Have an Emergency Escape Plan

Having an emergency escape plan for your home can make the difference in life or death should an unthinkable event, such as a fire, occur. The plan should consist of three basic parts: knowing when to get out, how to get out and accounting for everyone afterwards.

Knowing When to Get Out

The most important thing that your home should have to help you be prepared for a fire is a working smoke detector in each of the right places, starting with the sleeping areas. If your home consists of more than one floor, detectors should be on every level. The reason the sleeping areas are most important is because the detectors may be the only thing that can wake the occupants should a fire begin during the night.

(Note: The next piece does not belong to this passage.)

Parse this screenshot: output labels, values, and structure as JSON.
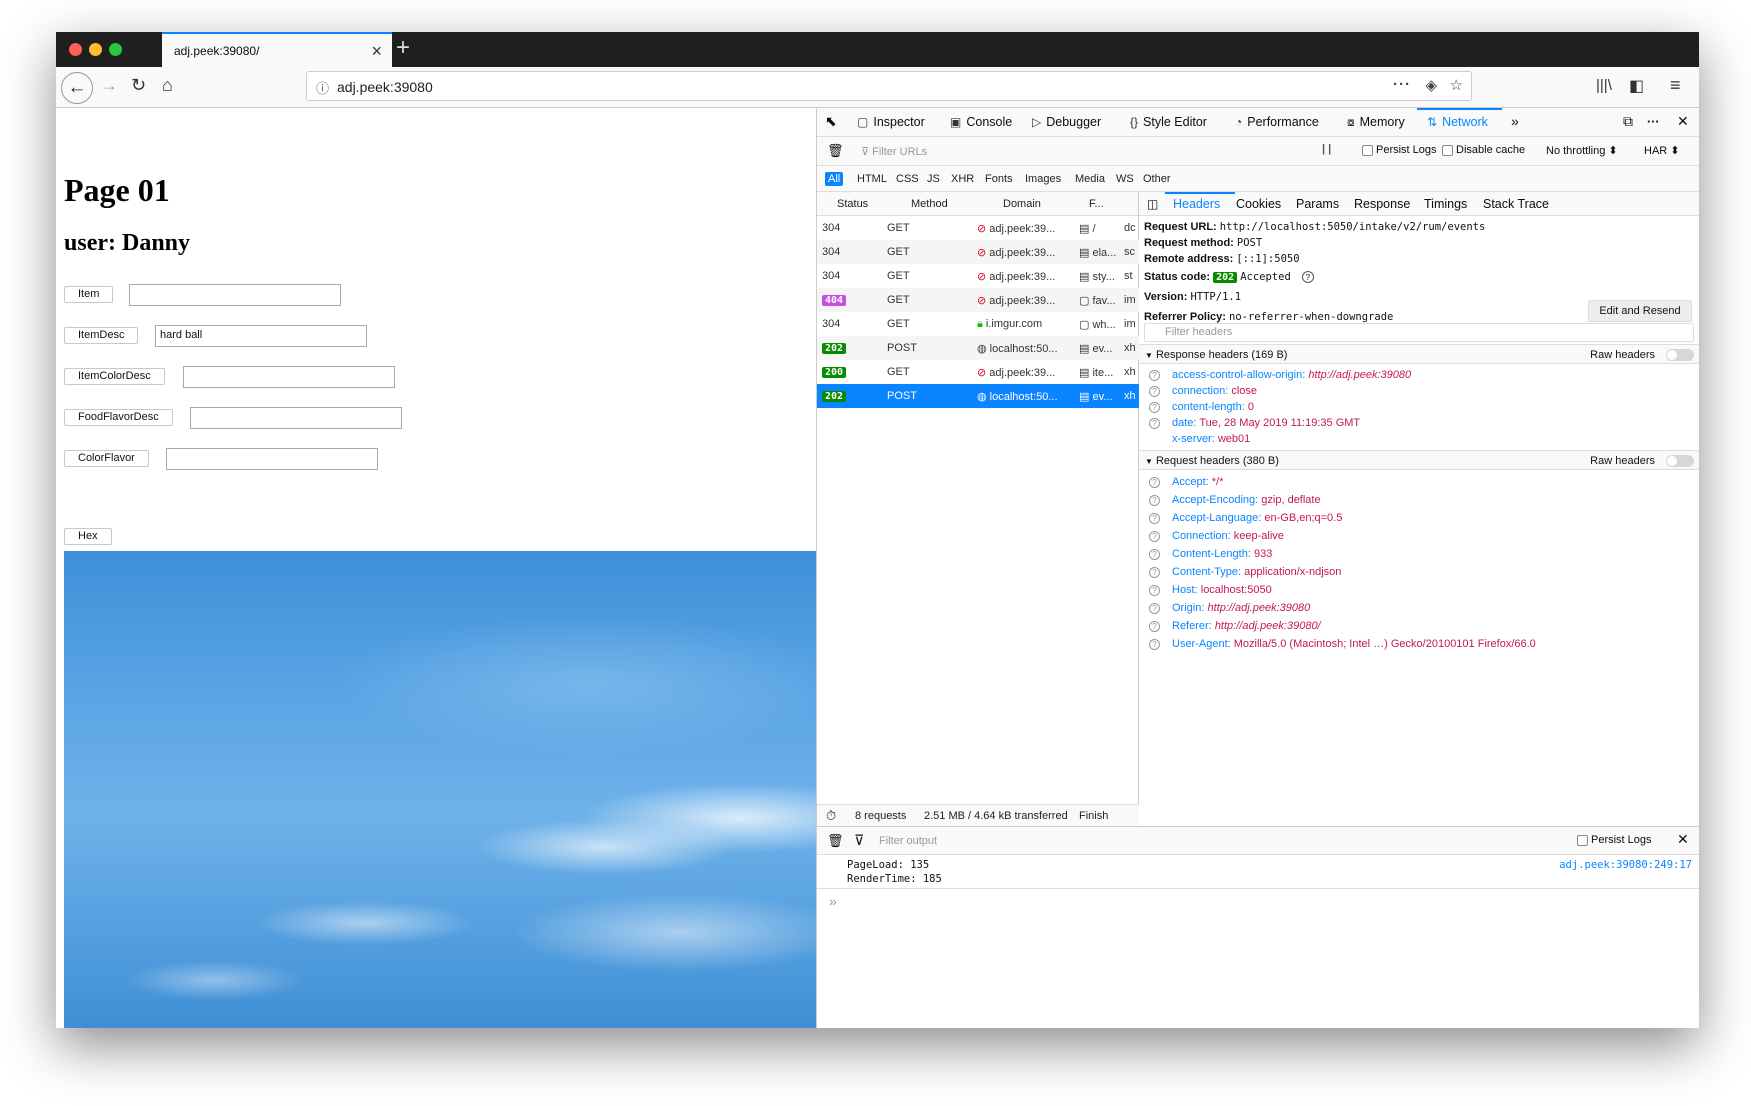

Carbon monoxide detectors are important as well. This is especially true if you home uses some sort of combustion for heating. Examples include oil and gas furnaces. When either of these alarms sounds, it is time to get out.

Getting Out Safely

The primary concern once a fire is detected is the lives of everyone inside. Everything else is secondary. Lives should never be put in jeopardy in order to retrieve personal belongings. Anything that delays getting out is simply not worth the risk.

Thought should be given to how you and your family will escape if the primary exit is blocked. There should always be two escape routes available. This can be a bit more challenging on houses with two or more stories, especially if there is only one set of stairs. In these cases, having a fire escape ladder can be the answer. Companies like ResQLadder can provide units that are small enough to fit under a bed. They can then be hung from a window, allowing occupants to climb down the ladder to safety.

Accounting for Everyone

There should be a predetermined location for all family members to gather after getting out, making it easy to account for everyone. This would save valuable time that might otherwise be wasted trying to hunt for someone who is missing. The last thing you want to do is go back into a burning building to search for someone who actually made it out safely but did not report to the gathering area.

An emergency such as a fire is something you will hopefully never have to face. If it does occur, however, there will be no time for planning when it happens. The life-saving steps to take should be thought out beforehand.